Un chantier à l'arrêt depuis de longues semaines. À Grenoble, ce genre de scène se reproduit dans plusieurs quartiers de la ville. Les ouvriers ne viennent plus sur certains de leurs lieux de travail, car ils subissent des intimidations, des menaces de vol et de destruction du matériel de la part d'individus anonymes. Ces derniers arrivent souvent cagoulés sur les sites des travaux. Ils obligent les sociétés du BTP à payer pour leur tranquillité. À l'origine de ces méfaits : des gangs, orchestrant depuis des mois le racket organisé des chantiers de la ville.

Sur place, les ouvriers refusent de parler à notre caméra. "On n'a rien à dire, on travaille nous !", lance, sous couvert d'anonymat, l'un des maçons de ce chantier. Dans le milieu des travaux publics, l'omerta règne sur le sujet, même si le problème est identifié de longue date. Notre équipe a d'ailleurs tenté d'en discuter avec un chef d'entreprise de la région, sans succès. 

Face aux racketteurs, les entreprises "préfèrent éviter de répondre aux appels d'offres"

Dans la ville iséroise, ces chantiers font partie d'un vaste chantier de rénovation urbaine. Selon la police, ils sont confrontés à un système bien rôdé, gérés par des délinquants habitant tout proche des zones en travaux. "Les gestionnaires de chantier préfèrent refuser les appels d'offre plutôt que d'aller travailler à proximité de ces quartiers et faire l'objet de menaces et de chantages", explique Yannick Biancheri, secrétaire départemental du syndicat de police Alliance Isère. Certains quartiers et quelques sites semblent pourtant épargnés.

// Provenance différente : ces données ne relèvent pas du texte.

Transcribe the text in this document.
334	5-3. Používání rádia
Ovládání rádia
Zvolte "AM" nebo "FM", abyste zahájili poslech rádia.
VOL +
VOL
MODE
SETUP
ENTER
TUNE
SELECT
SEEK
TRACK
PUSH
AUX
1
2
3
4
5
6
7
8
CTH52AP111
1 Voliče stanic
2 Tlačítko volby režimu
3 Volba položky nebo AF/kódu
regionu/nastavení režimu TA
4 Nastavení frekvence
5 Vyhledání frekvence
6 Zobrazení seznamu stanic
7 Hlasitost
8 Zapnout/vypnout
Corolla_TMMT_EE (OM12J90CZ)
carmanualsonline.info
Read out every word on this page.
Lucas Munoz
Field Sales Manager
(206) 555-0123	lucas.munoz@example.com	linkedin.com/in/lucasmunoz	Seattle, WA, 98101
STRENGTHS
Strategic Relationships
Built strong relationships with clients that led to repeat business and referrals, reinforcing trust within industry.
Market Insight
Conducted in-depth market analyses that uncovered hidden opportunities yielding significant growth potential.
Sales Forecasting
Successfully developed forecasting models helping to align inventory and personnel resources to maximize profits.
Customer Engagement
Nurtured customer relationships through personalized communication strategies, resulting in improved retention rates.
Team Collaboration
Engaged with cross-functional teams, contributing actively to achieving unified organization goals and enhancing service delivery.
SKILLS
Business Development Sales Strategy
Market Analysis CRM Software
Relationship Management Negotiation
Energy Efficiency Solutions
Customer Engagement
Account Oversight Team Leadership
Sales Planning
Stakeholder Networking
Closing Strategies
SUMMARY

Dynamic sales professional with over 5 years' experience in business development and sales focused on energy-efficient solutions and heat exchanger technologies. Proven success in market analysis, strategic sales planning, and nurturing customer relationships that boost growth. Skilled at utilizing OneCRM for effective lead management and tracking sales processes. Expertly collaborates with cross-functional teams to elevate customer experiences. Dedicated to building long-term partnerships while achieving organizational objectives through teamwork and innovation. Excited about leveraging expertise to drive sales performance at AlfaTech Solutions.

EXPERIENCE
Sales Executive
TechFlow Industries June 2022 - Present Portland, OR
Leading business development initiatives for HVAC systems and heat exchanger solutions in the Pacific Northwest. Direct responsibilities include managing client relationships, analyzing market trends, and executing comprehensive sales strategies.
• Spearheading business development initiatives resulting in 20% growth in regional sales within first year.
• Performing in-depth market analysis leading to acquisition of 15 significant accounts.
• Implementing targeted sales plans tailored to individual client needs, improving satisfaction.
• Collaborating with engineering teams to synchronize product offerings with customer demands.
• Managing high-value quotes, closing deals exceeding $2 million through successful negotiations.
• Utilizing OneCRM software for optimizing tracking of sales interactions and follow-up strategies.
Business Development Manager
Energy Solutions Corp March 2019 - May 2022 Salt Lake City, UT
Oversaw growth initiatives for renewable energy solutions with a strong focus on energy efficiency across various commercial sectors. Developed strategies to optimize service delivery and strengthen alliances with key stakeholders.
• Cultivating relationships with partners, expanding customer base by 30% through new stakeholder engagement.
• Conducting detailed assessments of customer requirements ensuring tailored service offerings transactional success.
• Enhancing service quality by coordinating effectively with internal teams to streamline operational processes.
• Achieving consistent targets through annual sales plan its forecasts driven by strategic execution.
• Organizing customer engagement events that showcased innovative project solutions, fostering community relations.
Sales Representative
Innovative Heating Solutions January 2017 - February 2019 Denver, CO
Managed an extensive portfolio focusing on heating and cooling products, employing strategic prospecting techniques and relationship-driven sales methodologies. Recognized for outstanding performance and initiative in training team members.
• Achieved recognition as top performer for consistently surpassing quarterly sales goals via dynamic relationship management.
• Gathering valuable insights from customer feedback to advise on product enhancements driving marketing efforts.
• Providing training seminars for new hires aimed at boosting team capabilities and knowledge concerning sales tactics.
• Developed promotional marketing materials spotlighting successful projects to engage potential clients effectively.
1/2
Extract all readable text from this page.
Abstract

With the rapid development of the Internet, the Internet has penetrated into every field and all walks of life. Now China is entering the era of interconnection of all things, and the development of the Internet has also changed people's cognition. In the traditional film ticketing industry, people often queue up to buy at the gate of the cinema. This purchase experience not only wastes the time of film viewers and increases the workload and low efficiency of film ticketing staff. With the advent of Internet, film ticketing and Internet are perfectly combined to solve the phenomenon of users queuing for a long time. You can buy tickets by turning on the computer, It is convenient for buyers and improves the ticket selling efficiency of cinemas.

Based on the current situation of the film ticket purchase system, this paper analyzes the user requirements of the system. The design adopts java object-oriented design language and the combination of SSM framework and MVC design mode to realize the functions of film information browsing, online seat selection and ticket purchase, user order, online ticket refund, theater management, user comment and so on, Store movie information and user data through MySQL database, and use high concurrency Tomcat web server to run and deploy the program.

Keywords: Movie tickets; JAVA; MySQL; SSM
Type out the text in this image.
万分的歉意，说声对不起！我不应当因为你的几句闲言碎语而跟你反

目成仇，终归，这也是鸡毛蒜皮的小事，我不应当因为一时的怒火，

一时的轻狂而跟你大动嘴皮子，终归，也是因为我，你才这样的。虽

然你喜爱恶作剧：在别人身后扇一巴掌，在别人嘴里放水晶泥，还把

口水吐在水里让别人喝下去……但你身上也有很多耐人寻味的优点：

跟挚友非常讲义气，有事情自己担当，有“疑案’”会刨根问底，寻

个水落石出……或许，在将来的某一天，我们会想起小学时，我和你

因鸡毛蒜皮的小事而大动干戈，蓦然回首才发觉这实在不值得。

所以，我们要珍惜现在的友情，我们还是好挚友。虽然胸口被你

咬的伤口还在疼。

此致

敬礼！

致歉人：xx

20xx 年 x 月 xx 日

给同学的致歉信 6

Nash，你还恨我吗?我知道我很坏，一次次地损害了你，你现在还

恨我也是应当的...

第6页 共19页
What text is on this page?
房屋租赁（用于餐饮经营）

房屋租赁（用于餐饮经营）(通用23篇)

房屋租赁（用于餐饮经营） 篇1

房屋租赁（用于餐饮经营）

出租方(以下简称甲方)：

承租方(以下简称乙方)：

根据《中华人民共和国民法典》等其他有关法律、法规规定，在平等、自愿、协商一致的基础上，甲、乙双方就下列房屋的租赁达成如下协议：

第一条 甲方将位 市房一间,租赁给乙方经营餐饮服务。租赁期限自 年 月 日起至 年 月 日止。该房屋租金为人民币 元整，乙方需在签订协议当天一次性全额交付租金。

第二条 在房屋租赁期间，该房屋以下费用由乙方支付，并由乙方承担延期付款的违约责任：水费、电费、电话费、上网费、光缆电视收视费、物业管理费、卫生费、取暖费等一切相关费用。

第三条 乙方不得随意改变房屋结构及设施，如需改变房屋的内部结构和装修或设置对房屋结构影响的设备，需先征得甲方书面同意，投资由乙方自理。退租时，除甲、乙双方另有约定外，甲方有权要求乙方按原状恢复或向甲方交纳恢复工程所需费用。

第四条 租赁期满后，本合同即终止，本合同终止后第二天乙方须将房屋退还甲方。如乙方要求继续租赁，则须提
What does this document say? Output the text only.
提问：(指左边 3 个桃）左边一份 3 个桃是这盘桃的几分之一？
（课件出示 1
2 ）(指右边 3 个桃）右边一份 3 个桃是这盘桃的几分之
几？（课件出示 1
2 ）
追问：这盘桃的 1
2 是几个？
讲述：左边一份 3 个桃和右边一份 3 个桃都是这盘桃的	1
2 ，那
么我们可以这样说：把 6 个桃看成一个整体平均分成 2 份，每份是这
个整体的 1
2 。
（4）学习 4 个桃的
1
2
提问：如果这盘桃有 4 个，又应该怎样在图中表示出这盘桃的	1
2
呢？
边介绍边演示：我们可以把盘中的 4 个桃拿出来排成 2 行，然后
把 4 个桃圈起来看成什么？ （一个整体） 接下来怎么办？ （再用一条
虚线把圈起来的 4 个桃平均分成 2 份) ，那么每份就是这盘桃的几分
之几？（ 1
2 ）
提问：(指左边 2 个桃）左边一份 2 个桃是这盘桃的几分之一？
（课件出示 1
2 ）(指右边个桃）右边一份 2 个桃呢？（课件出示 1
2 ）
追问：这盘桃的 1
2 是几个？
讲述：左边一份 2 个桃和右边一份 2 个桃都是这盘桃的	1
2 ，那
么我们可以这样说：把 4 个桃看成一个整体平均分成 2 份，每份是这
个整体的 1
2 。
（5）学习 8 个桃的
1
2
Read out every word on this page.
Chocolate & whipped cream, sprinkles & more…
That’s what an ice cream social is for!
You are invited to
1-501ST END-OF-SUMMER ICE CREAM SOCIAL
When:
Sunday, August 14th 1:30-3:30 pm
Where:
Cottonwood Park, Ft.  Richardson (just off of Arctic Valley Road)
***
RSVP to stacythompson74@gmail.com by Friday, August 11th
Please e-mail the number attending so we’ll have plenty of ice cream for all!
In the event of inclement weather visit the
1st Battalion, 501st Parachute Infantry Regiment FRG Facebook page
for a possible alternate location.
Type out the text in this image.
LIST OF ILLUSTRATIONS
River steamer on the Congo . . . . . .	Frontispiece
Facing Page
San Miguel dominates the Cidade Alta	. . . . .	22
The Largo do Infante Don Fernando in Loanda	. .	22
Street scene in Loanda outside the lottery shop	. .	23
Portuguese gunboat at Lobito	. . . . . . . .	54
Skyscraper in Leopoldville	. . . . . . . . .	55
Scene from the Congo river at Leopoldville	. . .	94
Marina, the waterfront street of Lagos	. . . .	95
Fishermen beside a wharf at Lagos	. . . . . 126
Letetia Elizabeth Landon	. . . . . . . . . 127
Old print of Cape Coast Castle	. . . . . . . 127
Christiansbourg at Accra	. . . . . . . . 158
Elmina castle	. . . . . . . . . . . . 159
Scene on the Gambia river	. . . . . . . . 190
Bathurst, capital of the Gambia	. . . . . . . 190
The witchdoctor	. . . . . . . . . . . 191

Yassine Hamia, conducteur de travaux pour le géant du BTP Eiffage Construction, emploie des jeunes des quartiers proches. C'est une obligation légale dans le cadre de ce projet de rénovation urbaine, mais aussi une façon de garantir la sécurité du chantier. "On privilégie les personnes du quartier pour leur attribuer des heures d'insertion, indique le responsable dans le reportage à retrouver en tête de cet article. On n'est pas embêtés au niveau du climat du quartier."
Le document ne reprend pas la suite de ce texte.